Un groupe de travail a été mandaté pour réussir à lever les freins et leviers au déploiement à très grande échelle du solaire, dans la lignée du plan solaire présenté par EDF en début d’année. L’énergéticien y dévoilait sa bonne volonté à vouloir accompagner un investissement massif dans les énergies solaires, pour installer 30 GW de puissance solaire supplémentaire d’ici 2030 – la France plafonne pour l’heure à 8 GW installés, en dessous de ses objectifs.

Les décisions du groupe de travail ont été réunies dans ce plan « Place au soleil », visant notamment à encourager l’autoconsommation et à mobiliser des surfaces foncières pour y installer des panneaux photovoltaïque. Ce plan est composé de trois grands volets : le secteur agricole, les particuliers, les grandes entreprises et corps d’Etat.

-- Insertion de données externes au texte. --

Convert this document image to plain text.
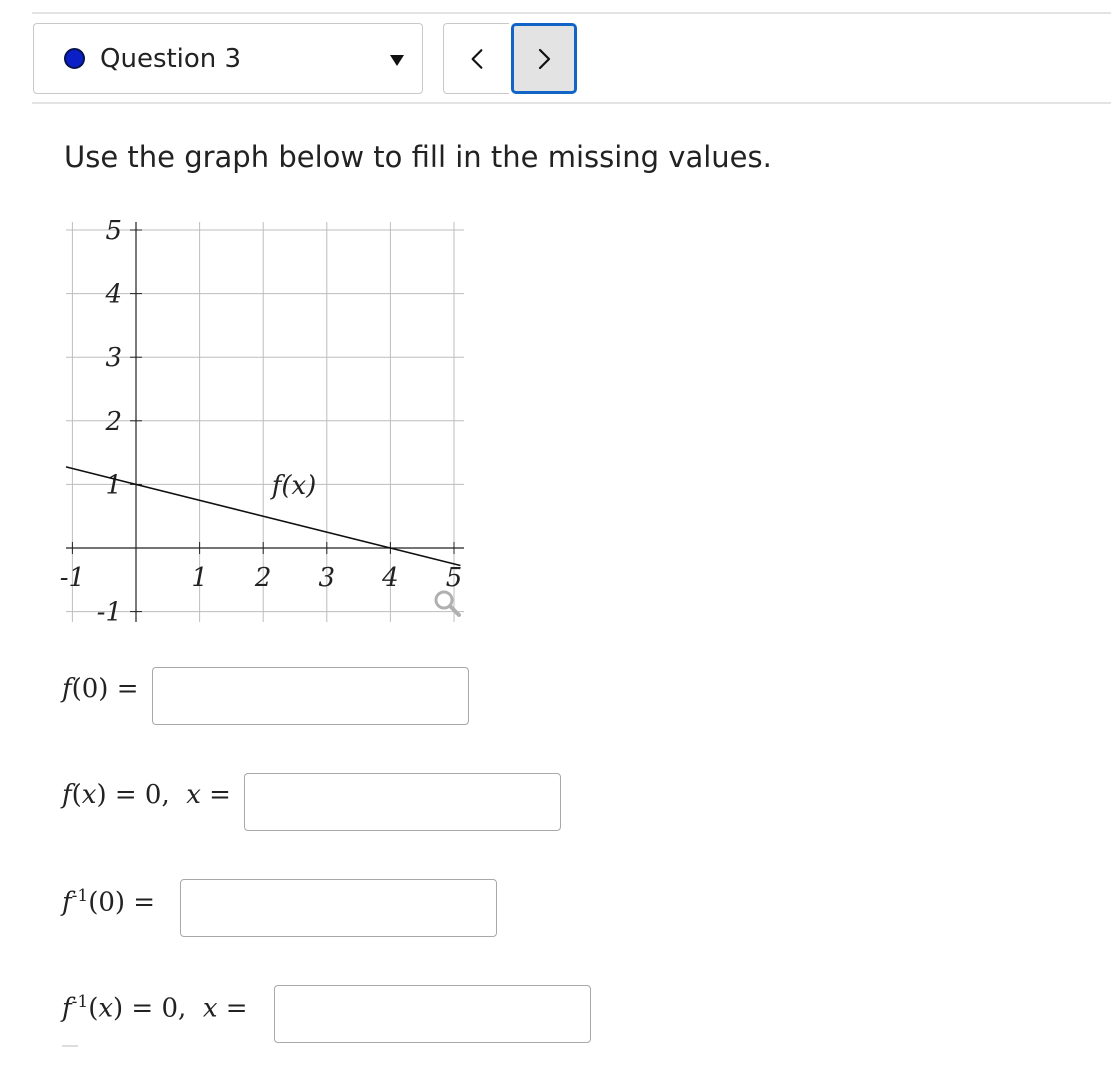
Question 3
Use the graph below to fill in the missing values.
-1	1 2 3 4 5
5
4
3
2
1
-1
f(x)
f(0) =
f(x) = 0,  x =
$f^{-1}(0)$ =
$f^{-1}(x) = 0$,  x =
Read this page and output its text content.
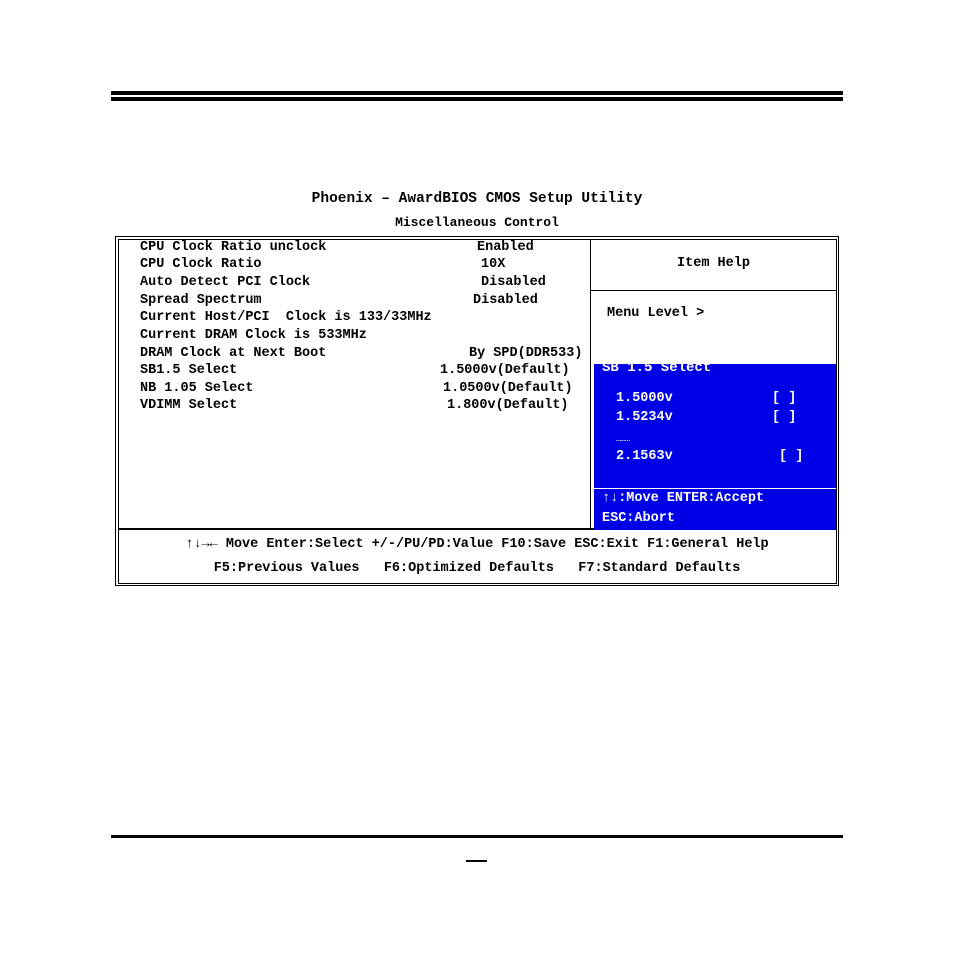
Phoenix – AwardBIOS CMOS Setup Utility
Miscellaneous Control
CPU Clock Ratio unclock	Enabled
CPU Clock Ratio	10X
Auto Detect PCI Clock	Disabled
Spread Spectrum	Disabled
Current Host/PCI  Clock is 133/33MHz
Current DRAM Clock is 533MHz
DRAM Clock at Next Boot	By SPD(DDR533)
SB1.5 Select	1.5000v(Default)
NB 1.05 Select	1.0500v(Default)
VDIMM Select	1.800v(Default)
Item Help
Menu Level >
SB 1.5 Select
1.5000v	[ ]
1.5234v	[ ]
………
2.1563v	[ ]
↑↓:Move ENTER:Accept
ESC:Abort
↑↓→← Move Enter:Select +/-/PU/PD:Value F10:Save ESC:Exit F1:General Help
F5:Previous Values   F6:Optimized Defaults   F7:Standard Defaults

Au soutien de l’autoconsommation agricole et chez les particuliers

Du coté des exploitations agricoles, qui accueillent déjà 13% des installations de photovoltaïque et 3% des parcs solaires thermiques, le plan propose de doubler le volume des appels d’offres pour l’agrivoltaïsme (cohabitation de panneaux et de cultures), ainsi qu’une augmentation de 50% des volumes d’appels d’offres pour les toits.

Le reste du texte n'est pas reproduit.